Retirement saving plans are tricky to deal with, as most of the people are not really knowledgeable about the details of each retirement saving option. Some people make bad choices due to the lack of information, which may affect them in the future, after retirement, to be precise. Among the majority of people, there’s a constantly popping question related to the retirement saving options, which is whether they can have a 401k plan and a SEP IRA simultaneously. The answer can be yes, but there are a few more things related, which you should know:

401k and SEP IRA: Many people are familiar with the concept of 401k since it’s one of the most preferred plans by private-sector employers. A 401k allows employees to have money withheld from their salary, and eventually invested for retirement on the basis of a tax-deferred manner. Only an employer is allowed to sponsor a 401k for their employees.

It is totally up to you to participate in the 401k, and in case you decide to, it is again you who decides how much you will contribute each pay period. If you earn $750 each pay period and choose to defer 5% of your pay, $37.50 is taken out of your paycheck and placed in the 401k plan. These contributions are deducted from your salary on a pre-tax basis. This means that by contributing to a 401k, you actually lower the amount you pay in current income taxes. For example, instead of being taxed on the full $750 per pay period, you are only taxed on $712.50 ($750 minus your 401k contribution of $37.50 equals $712.50). You don’t owe income taxes on the money contributed until you withdraw it from the plan.

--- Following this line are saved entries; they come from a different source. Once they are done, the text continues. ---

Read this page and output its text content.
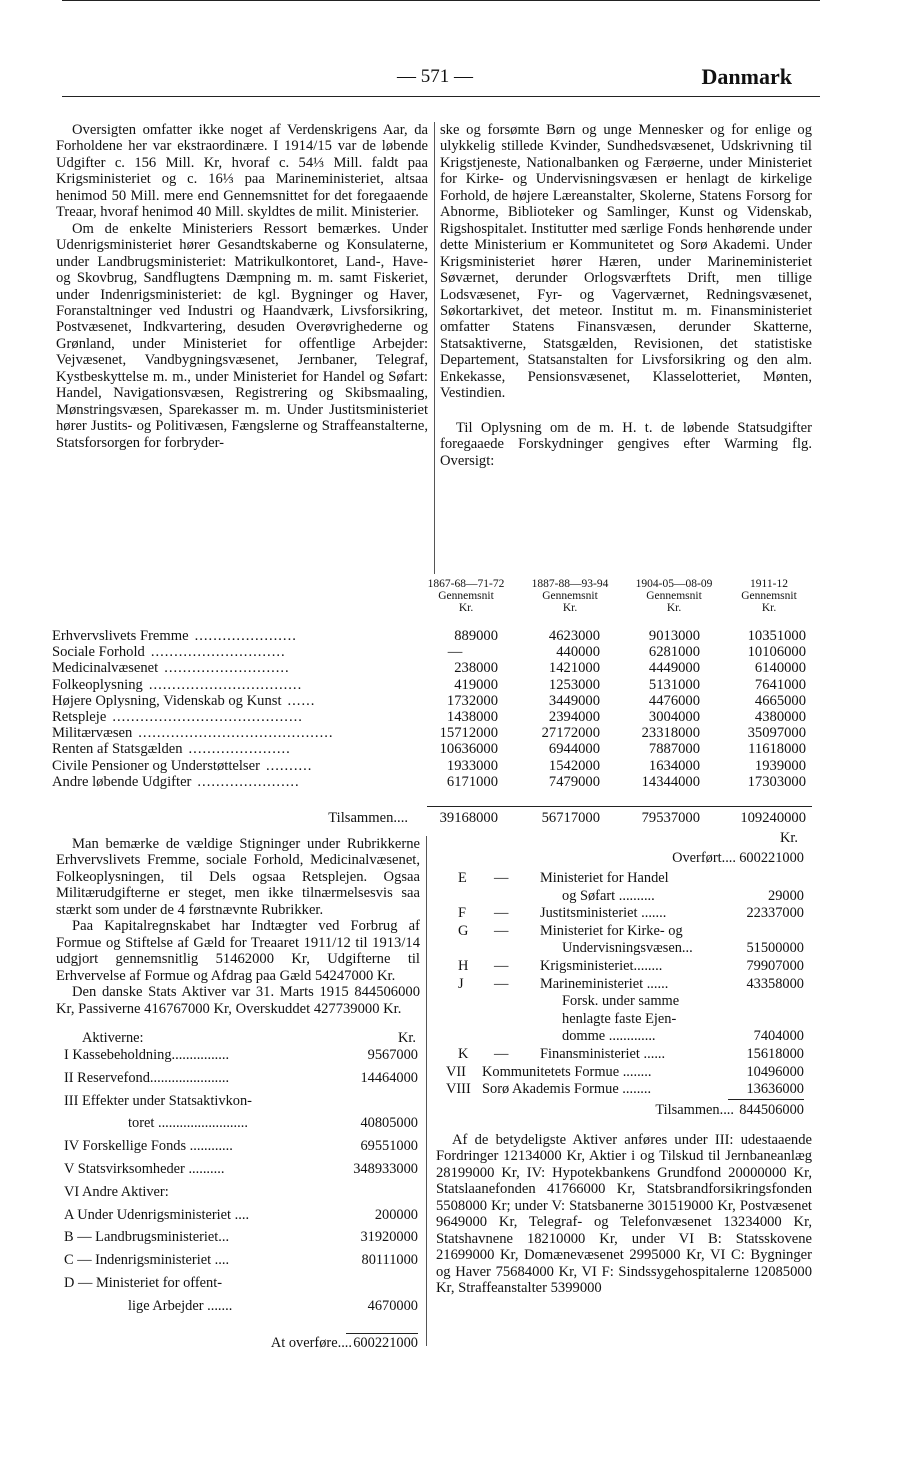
— 571 —	Danmark

Oversigten omfatter ikke noget af Verdenskrigens Aar, da Forholdene her var ekstraordinære. I 1914/15 var de løbende Udgifter c. 156 Mill. Kr, hvoraf c. 54⅓ Mill. faldt paa Krigsministeriet og c. 16⅓ paa Marineministeriet, altsaa henimod 50 Mill. mere end Gennemsnittet for det foregaaende Treaar, hvoraf henimod 40 Mill. skyldtes de milit. Ministerier.

Om de enkelte Ministeriers Ressort bemærkes. Under Udenrigsministeriet hører Gesandtskaberne og Konsulaterne, under Landbrugsministeriet: Matrikulkontoret, Land-, Have- og Skovbrug, Sandflugtens Dæmpning m. m. samt Fiskeriet, under Indenrigsministeriet: de kgl. Bygninger og Haver, Foranstaltninger ved Industri og Haandværk, Livsforsikring, Postvæsenet, Indkvartering, desuden Overøvrighederne og Grønland, under Ministeriet for offentlige Arbejder: Vejvæsenet, Vandbygningsvæsenet, Jernbaner, Telegraf, Kystbeskyttelse m. m., under Ministeriet for Handel og Søfart: Handel, Navigationsvæsen, Registrering og Skibsmaaling, Mønstringsvæsen, Sparekasser m. m. Under Justitsministeriet hører Justits- og Politivæsen, Fængslerne og Straffeanstalterne, Statsforsorgen for forbryder-

ske og forsømte Børn og unge Mennesker og for enlige og ulykkelig stillede Kvinder, Sundhedsvæsenet, Udskrivning til Krigstjeneste, Nationalbanken og Færøerne, under Ministeriet for Kirke- og Undervisningsvæsen er henlagt de kirkelige Forhold, de højere Læreanstalter, Skolerne, Statens Forsorg for Abnorme, Biblioteker og Samlinger, Kunst og Videnskab, Rigshospitalet. Institutter med særlige Fonds henhørende under dette Ministerium er Kommunitetet og Sorø Akademi. Under Krigsministeriet hører Hæren, under Marineministeriet Søværnet, derunder Orlogsværftets Drift, men tillige Lodsvæsenet, Fyr- og Vagerværnet, Redningsvæsenet, Søkortarkivet, det meteor. Institut m. m. Finansministeriet omfatter Statens Finansvæsen, derunder Skatterne, Statsaktiverne, Statsgælden, Revisionen, det statistiske Departement, Statsanstalten for Livsforsikring og den alm. Enkekasse, Pensionsvæsenet, Klasselotteriet, Mønten, Vestindien.

Til Oplysning om de m. H. t. de løbende Statsudgifter foregaaede Forskydninger gengives efter Warming flg. Oversigt:

1867-68—71-72
Gennemsnit
Kr.
1887-88—93-94
Gennemsnit
Kr.
1904-05—08-09
Gennemsnit
Kr.
1911-12
Gennemsnit
Kr.
Erhvervslivets Fremme ......................	889000	4623000	9013000	10351000
Sociale Forhold .............................	—	440000	6281000	10106000
Medicinalvæsenet ...........................	238000	1421000	4449000	6140000
Folkeoplysning .................................	419000	1253000	5131000	7641000
Højere Oplysning, Videnskab og Kunst ......	1732000	3449000	4476000	4665000
Retspleje .........................................	1438000	2394000	3004000	4380000
Militærvæsen ..........................................	15712000	27172000	23318000	35097000
Renten af Statsgælden ......................	10636000	6944000	7887000	11618000
Civile Pensioner og Understøttelser ..........	1933000	1542000	1634000	1939000
Andre løbende Udgifter ......................	6171000	7479000	14344000	17303000
Tilsammen....	39168000	56717000	79537000	109240000

Man bemærke de vældige Stigninger under Rubrikkerne Erhvervslivets Fremme, sociale Forhold, Medicinalvæsenet, Folkeoplysningen, til Dels ogsaa Retsplejen. Ogsaa Militærudgifterne er steget, men ikke tilnærmelsesvis saa stærkt som under de 4 førstnævnte Rubrikker.

Paa Kapitalregnskabet har Indtægter ved Forbrug af Formue og Stiftelse af Gæld for Treaaret 1911/12 til 1913/14 udgjort gennemsnitlig 51462000 Kr, Udgifterne til Erhvervelse af Formue og Afdrag paa Gæld 54247000 Kr.

Den danske Stats Aktiver var 31. Marts 1915 844506000 Kr, Passiverne 416767000 Kr, Overskuddet 427739000 Kr.

Aktiverne:	Kr.
I Kassebeholdning................	9567000
II Reservefond......................	14464000
III Effekter under Statsaktivkon-
toret .........................	40805000
IV Forskellige Fonds ............	69551000
V Statsvirksomheder ..........	348933000
VI Andre Aktiver:
A Under Udenrigsministeriet ....	200000
B — Landbrugsministeriet...	31920000
C — Indenrigsministeriet ....	80111000
D — Ministeriet for offent-
lige Arbejder .......	4670000
At overføre.... 600221000
Kr.
Overført.... 600221000
E — Ministeriet for Handel
og Søfart ..........	29000
F — Justitsministeriet .......	22337000
G — Ministeriet for Kirke- og
Undervisningsvæsen...	51500000
H — Krigsministeriet........	79907000
J — Marineministeriet ......	43358000
Forsk. under samme
henlagte faste Ejen-
domme .............	7404000
K — Finansministeriet ......	15618000
VII Kommunitetets Formue ........	10496000
VIII Sorø Akademis Formue ........	13636000
Tilsammen.... 844506000

Af de betydeligste Aktiver anføres under III: udestaaende Fordringer 12134000 Kr, Aktier i og Tilskud til Jernbaneanlæg 28199000 Kr, IV: Hypotekbankens Grundfond 20000000 Kr, Statslaanefonden 41766000 Kr, Statsbrandforsikringsfonden 5508000 Kr; under V: Statsbanerne 301519000 Kr, Postvæsenet 9649000 Kr, Telegraf- og Telefonvæsenet 13234000 Kr, Statshavnene 18210000 Kr, under VI B: Statsskovene 21699000 Kr, Domænevæsenet 2995000 Kr, VI C: Bygninger og Haver 75684000 Kr, VI F: Sindssygehospitalerne 12085000 Kr, Straffeanstalter 5399000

Note: A 401k is a retirement plan, not a savings account. Money placed in a 401k is not easy to access in an emergency. Some plans allow loans and hardship withdrawals, but the rules governing them are restrictive.


There are two main types corresponding to the same distinction in an Individual Retirement Account (IRA); variously referred to as traditional vs. Roth, or tax-deferred vs. tax-exempt, or EET vs. TEE. For both types profits in the account are never taxed.

SEP (Simplified Employee Pension) IRA accounts are usually preferred by self-employed individuals along with small business firms. Employers may make tax-deductible contributions on behalf of eligible employees to their SEP IRAs.

SEPs are advantageous because they are easy to set up, have low administrative costs, and allow an employer to determine how much to contribute each year.

SEP IRAs are tax-deferred accounts and have the same investment options as traditional IRAs.SEP IRAs also have higher annual contribution limits than standard IRAs. One big advantage of a SEP IRA is the amount that can be contributed annually. As of 2020 contributions cannot exceed the lesser of 25% of the employee’s compensation for the year or $57,000.  (The limit on compensation that can be used to calculate the contribution is $285,000.)

Contribution limits directly associated with employment situations: If you’re an employee who has both SEP IRA and 401k from your employer, $19,500 is the deferral contribution limit for your 401k and $57,000 is the limit for the combined total of both accounts. In case of being self-employed, you have the ability to open a solo SEP IRA and 401k, $57,000 is the total limit.

Basically, this process can be a little complicated for a commoner, which is why it’s much better to consult with an appropriate financial professional, and they can suggest the best retirement options for YOU.